Posted by: jim at March 5, 2004 8:59 PM
Thanks for the wonderful post. It is the first to tap into the feelings I had. It was hard enough to watch Christ suffer, but the physical pain didn't bother me as much as the spiritual. The torture simply detailed how cowardly, wicked, and bloodthirsty us mortals can sometimes be. For Christ, I am sure the spiritual pain of bearing our sins and, subsequently, splitting from the Father were greater. Also, the emotional pain of seeing his followers--including Mary--watch, must have been enormous.
As I sat in the theatre, I wondered at the despair Mary must have suffered. Surely, she knew the prophesies about her son, but an imperfect young woman like my mom or yours, she must have desperately wanted the Father to step in. The most gripping flashback was watching her alternately run to Christ as a child and Christ while carrying the cross. I cannot imagine her pain, and I found myself understanding her despair far more accurately than that of He whom I will never fully understand. Thank you for your thoughfulness.
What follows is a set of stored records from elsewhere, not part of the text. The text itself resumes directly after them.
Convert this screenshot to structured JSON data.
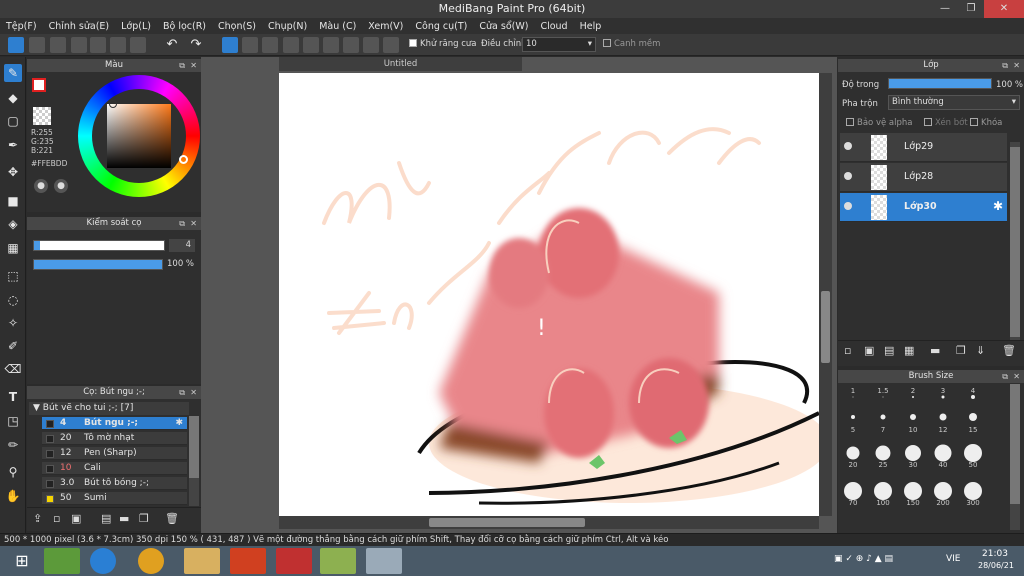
{
  "window": {
    "title": "MediBang Paint Pro (64bit)"
  },
  "menu": [
    "Tệp(F)",
    "Chỉnh sửa(E)",
    "Lớp(L)",
    "Bộ lọc(R)",
    "Chọn(S)",
    "Chụp(N)",
    "Màu (C)",
    "Xem(V)",
    "Công cụ(T)",
    "Cửa sổ(W)",
    "Cloud",
    "Help"
  ],
  "toolbar": {
    "antialias_label": "Khử răng cưa",
    "adjust_label": "Điều chỉnh",
    "adjust_value": "10",
    "snap_label": "Canh mềm"
  },
  "color_panel": {
    "title": "Màu",
    "r": "R:255",
    "g": "G:235",
    "b": "B:221",
    "hex": "#FFEBDD",
    "fg": "#FFEBDD",
    "accent": "#2E7FD0"
  },
  "brush_control": {
    "title": "Kiểm soát cọ",
    "size": "4",
    "opacity": "100 %"
  },
  "brush_panel": {
    "title": "Cọ: Bút ngu ;-;",
    "group": "Bút vẽ cho tui ;-; [7]",
    "items": [
      {
        "size": "4",
        "name": "Bút ngu ;-;",
        "swatch": "#222222"
      },
      {
        "size": "20",
        "name": "Tô mờ nhạt",
        "swatch": "#222222"
      },
      {
        "size": "12",
        "name": "Pen (Sharp)",
        "swatch": "#222222"
      },
      {
        "size": "10",
        "name": "Cali",
        "swatch": "#222222"
      },
      {
        "size": "3.0",
        "name": "Bút tô bóng ;-;",
        "swatch": "#222222"
      },
      {
        "size": "50",
        "name": "Sumi",
        "swatch": "#F5D400"
      }
    ]
  },
  "canvas": {
    "tab": "Untitled"
  },
  "layer_panel": {
    "title": "Lớp",
    "opacity_label": "Độ trong",
    "opacity_value": "100 %",
    "blend_label": "Pha trộn",
    "blend_value": "Bình thường",
    "alpha_label": "Bảo vệ alpha",
    "clip_label": "Xén bớt",
    "lock_label": "Khóa",
    "layers": [
      "Lớp29",
      "Lớp28",
      "Lớp30"
    ]
  },
  "brush_size_panel": {
    "title": "Brush Size",
    "sizes": [
      "1",
      "1.5",
      "2",
      "3",
      "4",
      "5",
      "7",
      "10",
      "12",
      "15",
      "20",
      "25",
      "30",
      "40",
      "50",
      "70",
      "100",
      "150",
      "200",
      "300"
    ]
  },
  "status": {
    "text": "500 * 1000 pixel   (3.6 * 7.3cm)   350 dpi   150 %   ( 431, 487 )   Vẽ một đường thẳng bằng cách giữ phím Shift, Thay đổi cỡ cọ bằng cách giữ phím Ctrl, Alt và kéo"
  },
  "taskbar": {
    "lang": "VIE",
    "time": "21:03",
    "date": "28/06/21"
  }
}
Posted by: John at March 6, 2004 2:23 PM
Gosh you guys! Such gnashing of teeth, shedding of tears over a movie made about the supernatural! You all write so well; otherwise bright folks. Tony, how is it possible that you earned a PhD and still believe in this pap? Or perhaps you're just practicing Pascal's wager?
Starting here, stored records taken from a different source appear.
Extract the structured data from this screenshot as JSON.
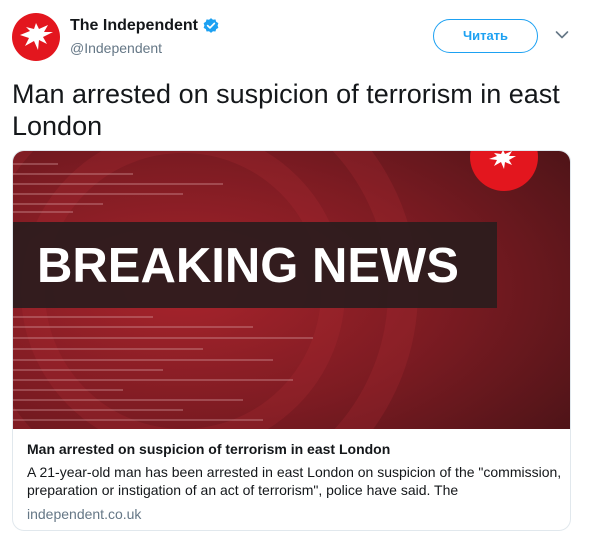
{
  "account": {
    "display_name": "The Independent",
    "handle": "@Independent",
    "verified": true,
    "avatar_icon": "independent-eagle-logo",
    "brand_color": "#e3161e"
  },
  "header": {
    "follow_label": "Читать",
    "menu_icon": "chevron-down-icon"
  },
  "tweet": {
    "text": "Man arrested on suspicion of terrorism in east London"
  },
  "card": {
    "image_text": "BREAKING NEWS",
    "image_logo_icon": "independent-eagle-logo",
    "title": "Man arrested on suspicion of terrorism in east London",
    "description": "A 21-year-old man has been arrested in east London on suspicion of the \"commission, preparation or instigation of an act of terrorism\", police have said. The",
    "domain": "independent.co.uk"
  },
  "colors": {
    "accent": "#1da1f2",
    "muted_text": "#657786",
    "card_border": "#e1e8ed",
    "image_red": "#7a1a1f"
  }
}
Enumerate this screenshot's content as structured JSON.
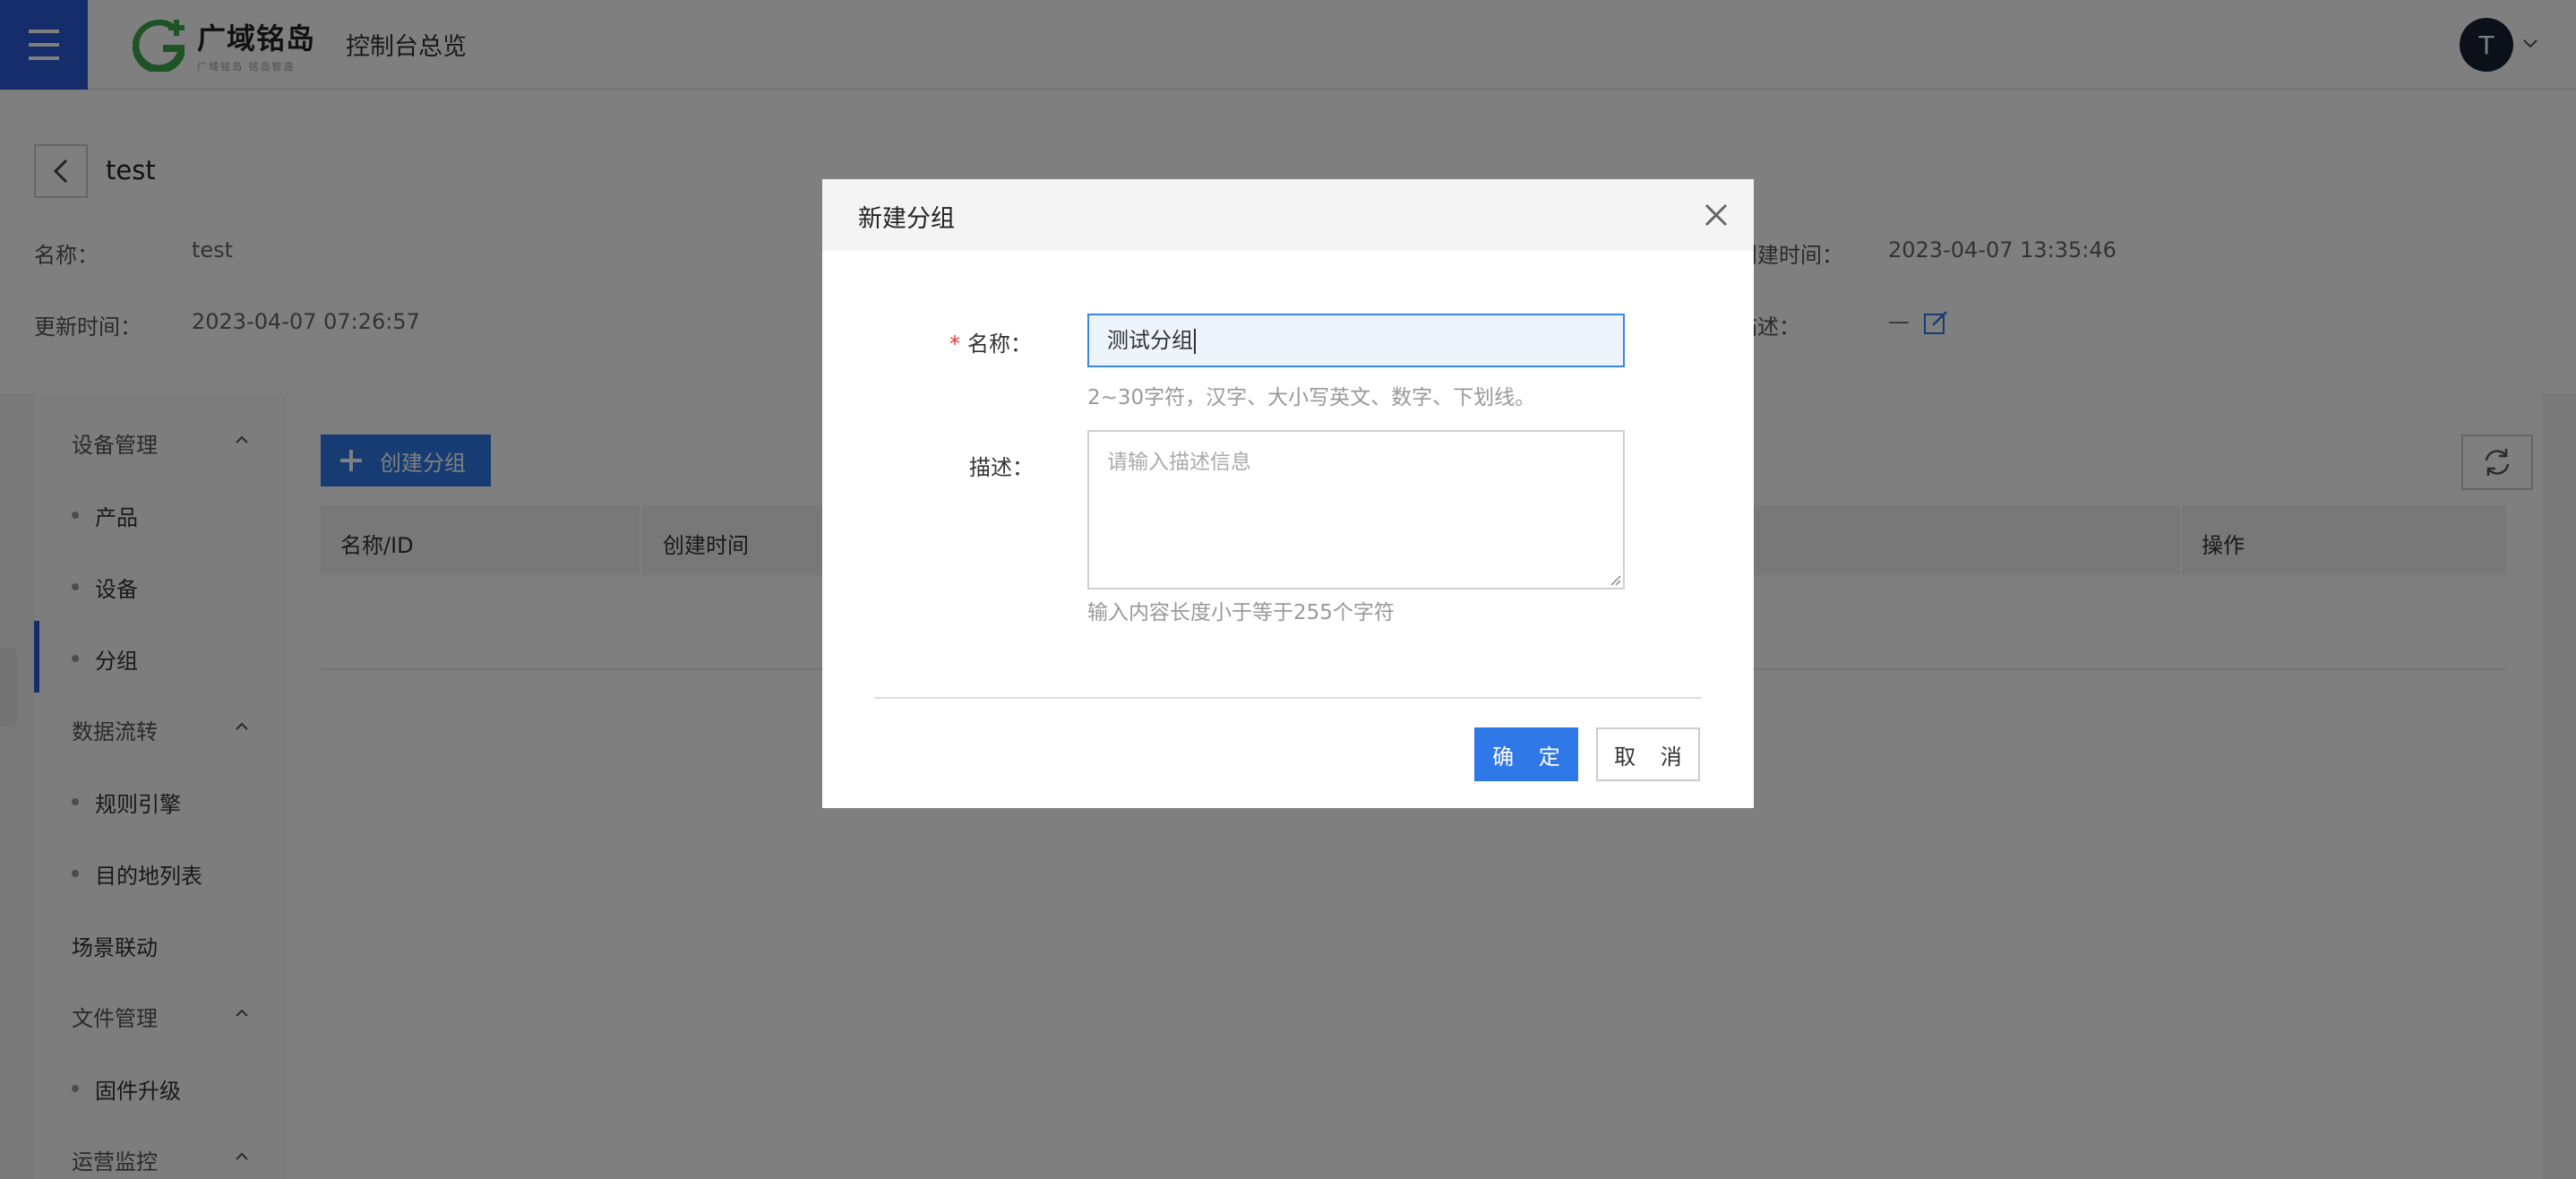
{
  "header": {
    "menu_icon": "hamburger-menu-icon",
    "logo_name": "广域铭岛",
    "logo_subtitle": "广域铭岛 铭岛智造",
    "console_title": "控制台总览",
    "avatar_initial": "T"
  },
  "detail": {
    "back_icon": "chevron-left-icon",
    "title": "test",
    "name_label": "名称：",
    "name_value": "test",
    "updated_label": "更新时间：",
    "updated_value": "2023-04-07 07:26:57",
    "created_label": "创建时间：",
    "created_value": "2023-04-07 13:35:46",
    "desc_label": "描述：",
    "desc_value": "—"
  },
  "sidebar": {
    "groups": [
      {
        "label": "设备管理",
        "items": [
          "产品",
          "设备",
          "分组"
        ]
      },
      {
        "label": "数据流转",
        "items": [
          "规则引擎",
          "目的地列表"
        ]
      },
      {
        "label": "场景联动"
      },
      {
        "label": "文件管理",
        "items": [
          "固件升级"
        ]
      },
      {
        "label": "运营监控"
      }
    ],
    "active_item": "分组"
  },
  "content": {
    "create_button": "创建分组",
    "table_headers": [
      "名称/ID",
      "创建时间",
      "操作"
    ]
  },
  "modal": {
    "title": "新建分组",
    "name_label": "名称：",
    "name_value": "测试分组",
    "name_help": "2~30字符，汉字、大小写英文、数字、下划线。",
    "desc_label": "描述：",
    "desc_placeholder": "请输入描述信息",
    "desc_help": "输入内容长度小于等于255个字符",
    "ok_button": "确 定",
    "cancel_button": "取 消"
  },
  "colors": {
    "primary": "#2f78e8",
    "menu_bg": "#2a5bd7",
    "logo_green": "#3aa64a",
    "required": "#e33333"
  }
}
Posted by: Skeptic at March 7, 2004 1:13 PM
"Professing to be wise they became fools..."
Posted by: Tony at March 7, 2004 3:43 PM
...and, yet, someone like Skeptic won't stop to think for a second that someone like Tony chooses that way because he "is" intelligent.
Posted by: jess pasenthru at March 7, 2004 6:20 PM
Well I felt somthing was amiss when I saw the horrific brutality depicted by Mr Gibson ,a person known for cinematic hyperbole;so I rushed home to see what the bible had to say.In Mark 15:15 (Pilate )had Jesus flogged and handed him over to be crucified.Continuing to Mark 16: The soldiers led Jesus away into the palace(the preatorium) and called together the whole company of soldiers.Well I distinctly remember the movie depicted the soldiers dragging Jesus which seemed appropriate considering the beating he had been subjected to.I also couldnt find any reference in the bible to support the movies depiction of Pilate telling the guards to beat Him " severely but dont kill him."The bible says he(Pilate )had Him flogged.If the Bible says He was led away and the movie depicts dragging this must represent a discrepancy ; the one we know IS the truth ;it is the word of God;the other is somthing other than the truth;a depiction of the script writer.This must give rise to a doubt about the severity of the beating as depicted in the film and whether it wasnt overdone for affect . Subsequently Jesus is carrying the cross after being beaten till he cannot stand.He then relinquishes the task to a Cyrene, Simon,father of Alexander and Rufus,a robust country man who has a heck of a time carrying it .Pilot contemplates" truth" in the movie which is ironic since the movie shows what can happen when effect replaces truth.